PROJECT SUMMARY/ABSTRACT
The aims of the parent-study are to determine whether an adjunctive Mindfulness-Based Relapse Prevention
(MBRP) treatment program improves medication adherence and reduces drug-use among opioid use disorder
(OUD) patients receiving Medication Assisted Treatment (MAT). The broad long-term objectives of this project
are to investigate how integrative pharmacological and behavioral treatments improve OUD treatment outcomes.
The aim of this Administrative Supplement to Existing NIH-NIDA Grants proposal is to enhance the focus on
racial health equity issues within the context of the randomized clinical trial (RCT) parent-study.

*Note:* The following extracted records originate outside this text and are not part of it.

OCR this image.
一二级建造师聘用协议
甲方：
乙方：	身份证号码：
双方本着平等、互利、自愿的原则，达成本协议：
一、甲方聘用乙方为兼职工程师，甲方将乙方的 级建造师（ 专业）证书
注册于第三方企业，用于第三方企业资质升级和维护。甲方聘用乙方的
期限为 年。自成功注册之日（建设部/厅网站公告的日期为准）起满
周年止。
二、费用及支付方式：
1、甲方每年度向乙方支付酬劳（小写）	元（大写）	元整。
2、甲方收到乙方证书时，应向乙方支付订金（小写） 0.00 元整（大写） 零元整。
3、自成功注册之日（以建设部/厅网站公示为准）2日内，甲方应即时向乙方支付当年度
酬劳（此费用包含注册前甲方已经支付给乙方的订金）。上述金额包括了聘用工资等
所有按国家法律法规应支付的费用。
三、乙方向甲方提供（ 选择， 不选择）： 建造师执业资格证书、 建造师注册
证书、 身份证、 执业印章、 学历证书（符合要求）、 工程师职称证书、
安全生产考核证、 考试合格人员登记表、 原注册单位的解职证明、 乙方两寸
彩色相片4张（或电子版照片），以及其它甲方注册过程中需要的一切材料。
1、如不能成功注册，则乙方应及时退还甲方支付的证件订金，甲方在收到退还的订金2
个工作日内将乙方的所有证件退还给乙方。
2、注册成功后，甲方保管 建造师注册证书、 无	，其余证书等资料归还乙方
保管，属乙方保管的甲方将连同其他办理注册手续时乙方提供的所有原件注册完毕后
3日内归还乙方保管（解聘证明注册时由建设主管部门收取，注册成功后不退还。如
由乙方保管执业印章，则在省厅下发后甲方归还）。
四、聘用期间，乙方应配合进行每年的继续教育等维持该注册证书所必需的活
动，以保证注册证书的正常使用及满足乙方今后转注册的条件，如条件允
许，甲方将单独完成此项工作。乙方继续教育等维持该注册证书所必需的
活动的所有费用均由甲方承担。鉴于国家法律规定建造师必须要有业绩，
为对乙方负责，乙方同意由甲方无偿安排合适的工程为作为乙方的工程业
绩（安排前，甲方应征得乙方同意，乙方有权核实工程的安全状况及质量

Although a strong evidence-base exists supporting MAT for OUD, Black Americans often contend with additional
inequities and hardships that may render such approaches less effective. Specifically, exposure to racial
discrimination and subsequent race-based traumatic stress has been linked to drug misuse among Black
Americans. However, these specific variables have not been examined in the context of OUD treatment.
Moreover, there is limited research investigating the general role of race as a moderating factor on OUD
treatment outcome.
Mindfulness (i.e., present-centered nonjudgmental awareness), associates with self-care and addiction severity
among with SUD and has been observed to function as a resilience factor that moderates the relationship
between exposure to racial discrimination and psychiatric symptoms. MBRP is an evidenced-based behavioral
intervention that has demonstrated efficacy in reducing drug-use among patients in SUD recovery. There is a
notable dearth of research examining the role of race, exposure to racial discrimination, and race-based trauma
symptoms on OUD treatment engagement or drug-use outcomes. As there is reason to believe that the
mindfulness training included in MBRP may address race-based trauma symptoms in addition to MAT adherence
and drug-use outcomes, further research is critical to promote mental health equity among Black Americans.
The primary study aim is to determine whether MBRP, compared to treatment-as-usual (TAU), delivered to
Black OUD patients receiving MAT through enrollment in a residential addiction treatment facility, results in (1)
improved MAT adherence, and reduced drug-use following residential discharge and (2) reduced race-based
trauma symptoms. As race-based trauma symptoms are understood to associate with SUD severity, A second
study aim will test the extent to which exposure to racial discrimination and severity of race-based trauma
symptoms predict pre-treatment (1) OUD severity and (2) poorer treatment adherence and increased drug-use
measured following residential discharge for Black TAU participants (but not Black MBRP participants). As prior
trauma exposure is observed to undermine treatment efforts for SUDs a third exploratory study aim will
determine the extent to which reductions in race-based trauma symptoms (pre-to-post MBRP) mediate beneficial
outcomes for Black MBRP participants. Expected outcomes are that Black MBRP participants will demonstrate
(1) increased MAT adherence and reduced drug-use monitored across 3-months post-treatment, (2) that
reduced race-based trauma symptoms will partially mediate these outcomes, and (3) that prior racial
discrimination and race-based trauma symptoms will moderate outcomes for TAU, but not for MBRP participants.
Executing this supplemental research proposal will fill important knowledge gaps by clarifying the role that race
and race-based trauma plays in OUD severity and treatment response, will solidify collaborative research efforts
focused on mental health equity for Black Americans and will inform future preparation of proposals to secure
federal funding to further this line of research.